I preoccupatissimi dirigenti repubblicani, crollati i loro beniamini Bush e Rubio, non potranno certo aggrapparsi al secondo arrivato Ted Cruz, altro paria impresentabile e forse molto peggiore di Trump. All’inizio della campagna Cruz, un “battista del Sud” cioè un protestante fondamentalista, aveva organizzato un paio di uscite pubbliche con un pastore che predicava la pena di morte per gli omosessuali, poi ha capito che era meglio lasciarlo a casa, come del resto suo padre, che definisce il figlio l’Unto del Signore.
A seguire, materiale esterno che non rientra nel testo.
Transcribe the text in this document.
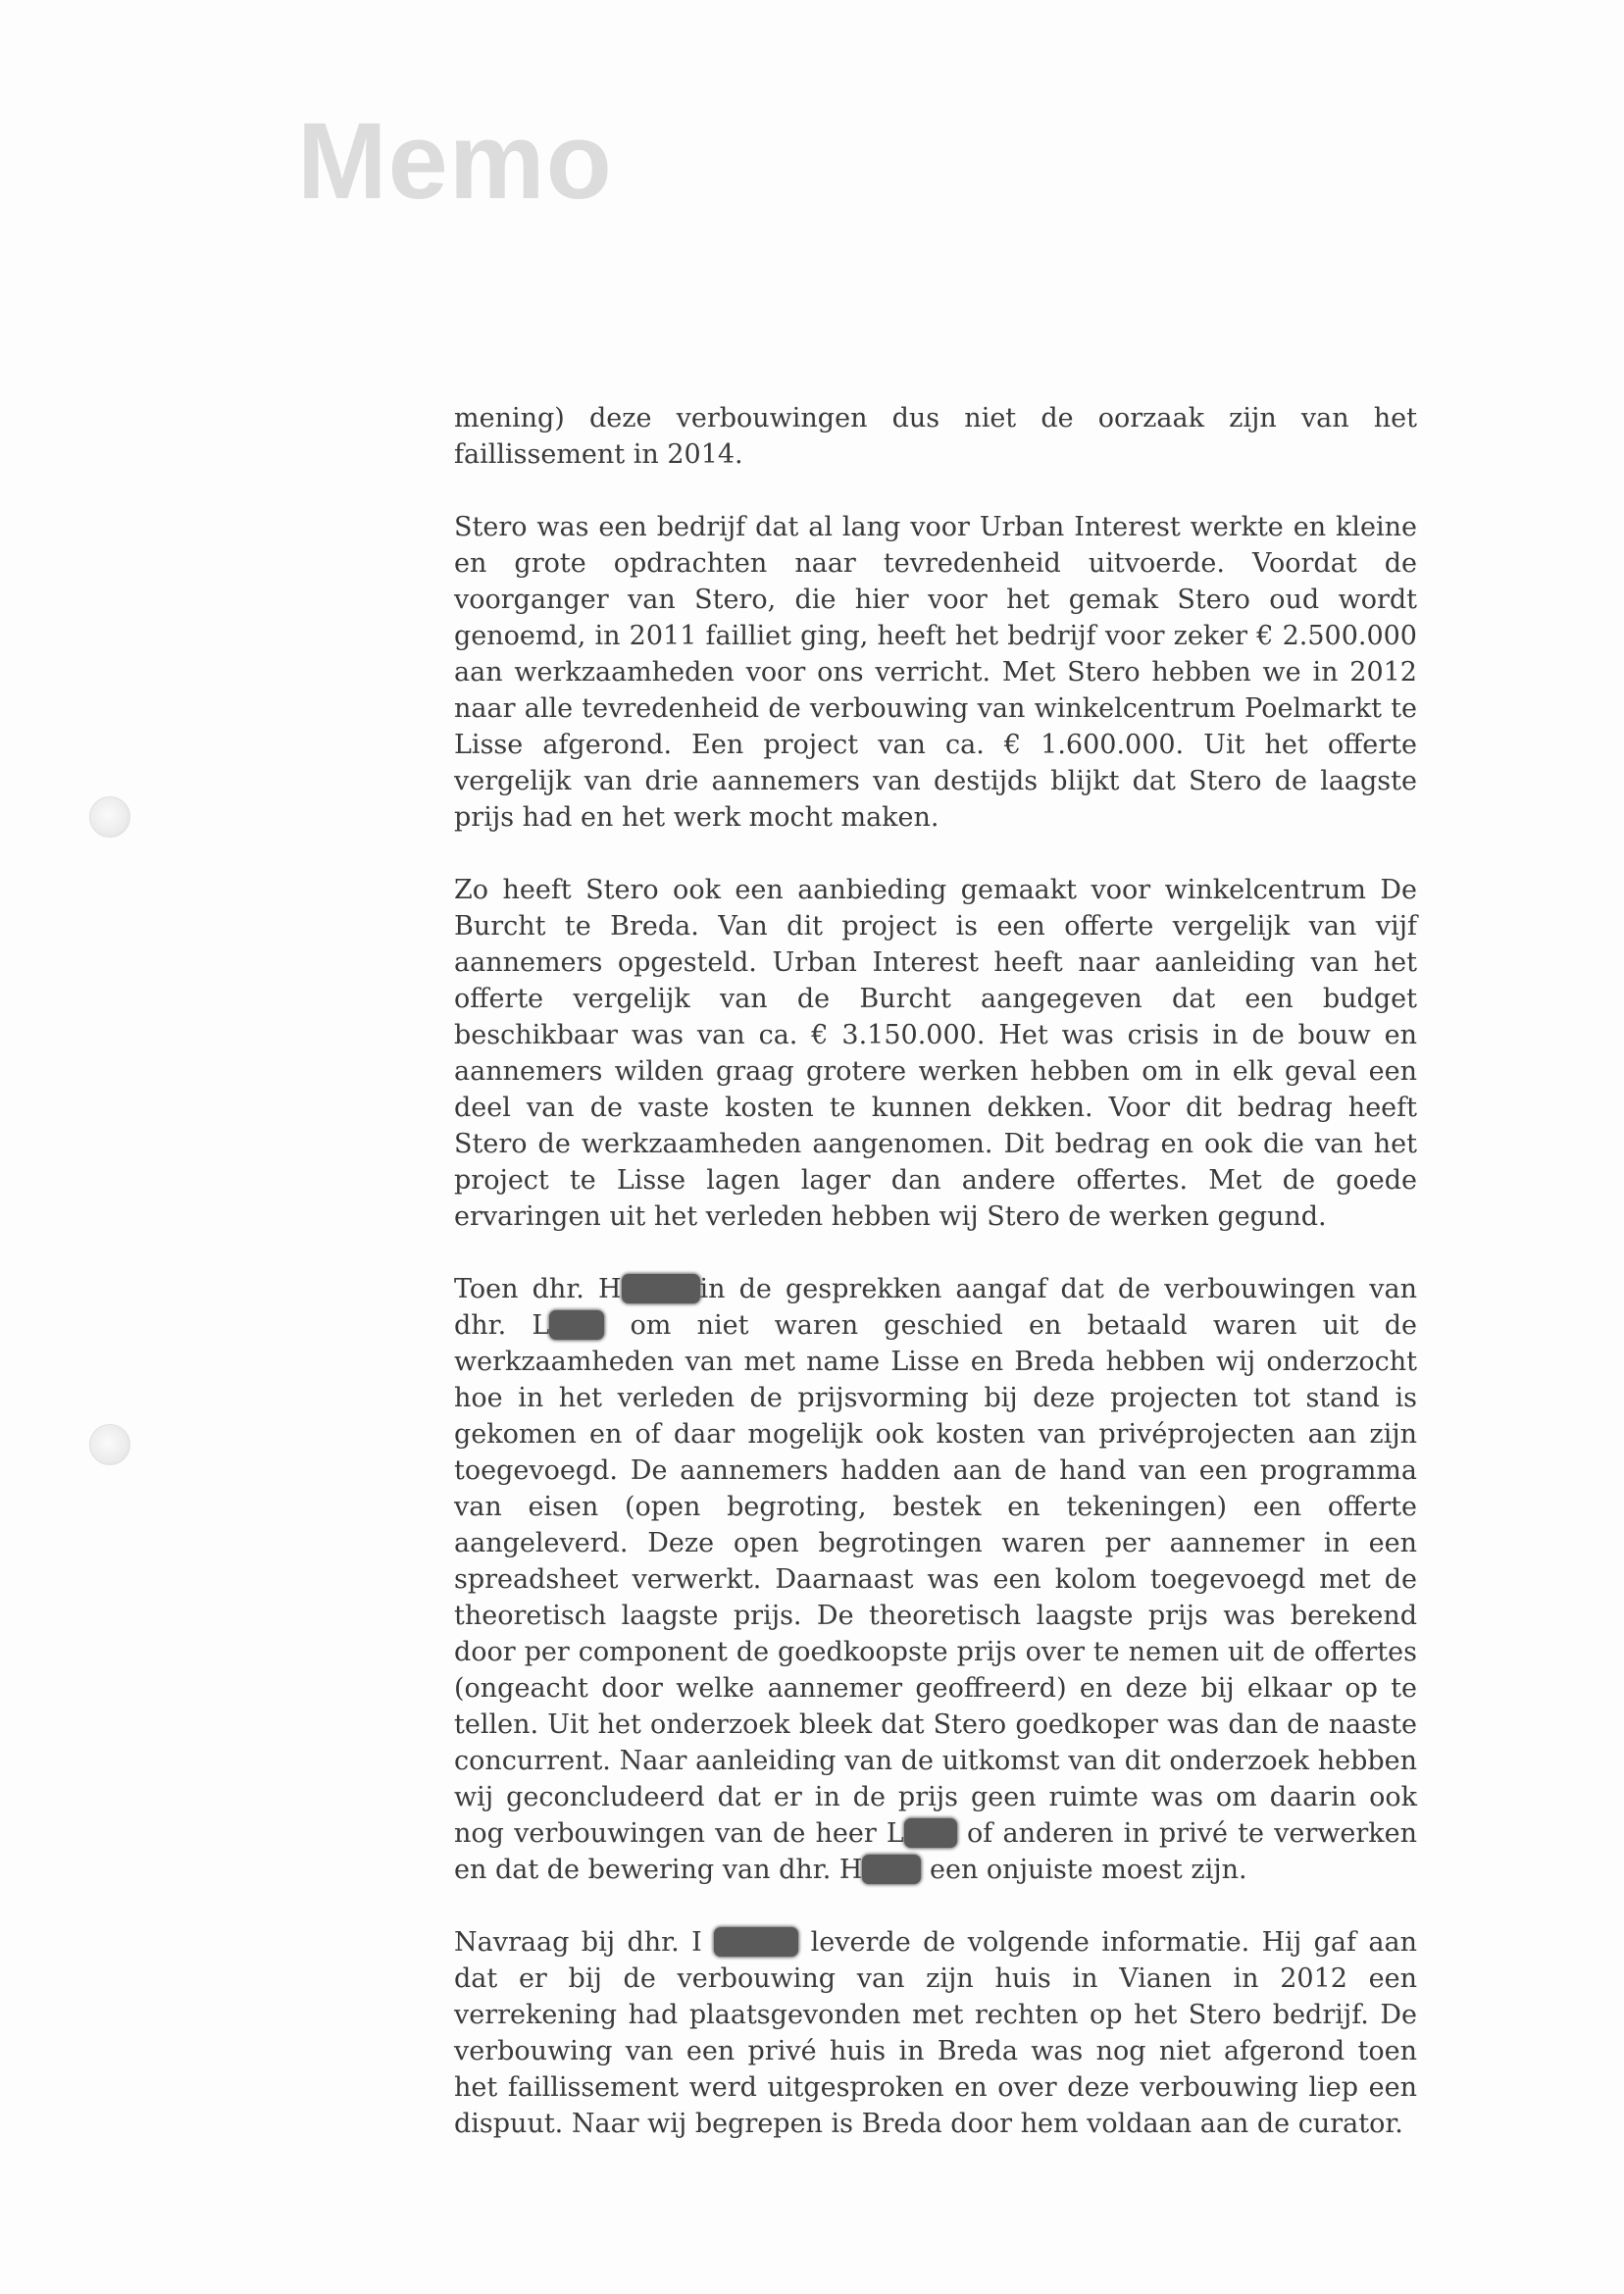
Memo

mening) deze verbouwingen dus niet de oorzaak zijn van het faillissement in 2014.

Stero was een bedrijf dat al lang voor Urban Interest werkte en kleine en grote opdrachten naar tevredenheid uitvoerde. Voordat de voorganger van Stero, die hier voor het gemak Stero oud wordt genoemd, in 2011 failliet ging, heeft het bedrijf voor zeker € 2.500.000 aan werkzaamheden voor ons verricht. Met Stero hebben we in 2012 naar alle tevredenheid de verbouwing van winkelcentrum Poelmarkt te Lisse afgerond. Een project van ca. € 1.600.000. Uit het offerte vergelijk van drie aannemers van destijds blijkt dat Stero de laagste prijs had en het werk mocht maken.

Zo heeft Stero ook een aanbieding gemaakt voor winkelcentrum De Burcht te Breda. Van dit project is een offerte vergelijk van vijf aannemers opgesteld. Urban Interest heeft naar aanleiding van het offerte vergelijk van de Burcht aangegeven dat een budget beschikbaar was van ca. € 3.150.000. Het was crisis in de bouw en aannemers wilden graag grotere werken hebben om in elk geval een deel van de vaste kosten te kunnen dekken. Voor dit bedrag heeft Stero de werkzaamheden aangenomen. Dit bedrag en ook die van het project te Lisse lagen lager dan andere offertes. Met de goede ervaringen uit het verleden hebben wij Stero de werken gegund.

Toen dhr. H	in de gesprekken aangaf dat de verbouwingen van dhr. L	om niet waren geschied en betaald waren uit de werkzaamheden van met name Lisse en Breda hebben wij onderzocht hoe in het verleden de prijsvorming bij deze projecten tot stand is gekomen en of daar mogelijk ook kosten van privéprojecten aan zijn toegevoegd. De aannemers hadden aan de hand van een programma van eisen (open begroting, bestek en tekeningen) een offerte aangeleverd. Deze open begrotingen waren per aannemer in een spreadsheet verwerkt. Daarnaast was een kolom toegevoegd met de theoretisch laagste prijs. De theoretisch laagste prijs was berekend door per component de goedkoopste prijs over te nemen uit de offertes (ongeacht door welke aannemer geoffreerd) en deze bij elkaar op te tellen. Uit het onderzoek bleek dat Stero goedkoper was dan de naaste concurrent. Naar aanleiding van de uitkomst van dit onderzoek hebben wij geconcludeerd dat er in de prijs geen ruimte was om daarin ook nog verbouwingen van de heer L of anderen in privé te verwerken en dat de bewering van dhr. H	een onjuiste moest zijn.

Navraag bij dhr. I	leverde de volgende informatie. Hij gaf aan dat er bij de verbouwing van zijn huis in Vianen in 2012 een verrekening had plaatsgevonden met rechten op het Stero bedrijf. De verbouwing van een privé huis in Breda was nog niet afgerond toen het faillissement werd uitgesproken en over deze verbouwing liep een dispuut. Naar wij begrepen is Breda door hem voldaan aan de curator.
Celebre il video in cui Cruz cuoce fette di pancetta arrotolandole sulla canna di un mitragliatore automatico, sparando su una sagoma di cartone per riscaldare l’improbabile “forno a canna” (un uso in voga nei poligoni del Texas). E noi ci lamentiamo di Borghezio? Con un tipo così i repubblicani si vedranno forse costretti a scendere a patti con Trump, grande comunicatore, aggressivo nei dibattiti quanto serve – si è allenato nel suo talent “The Apprentice” ad interrompere ed umiliare l’interlocutore. Insomma una perfetta belva da Colosseo da scatenare contro la navigata tigre Hillary, la quale però vanta un Kissinger come consigliere. Il manifesto clou della campagna Clinton è un faccione di Trump colpito da un pugno, accompagnato dalla scritta “colpiscilo per bene”. Mettetevi comodi dunque, lo spettacolo “Elezioni Usa 2016” è appena cominciato…e stavolta promette di dare grandi soddisfazioni!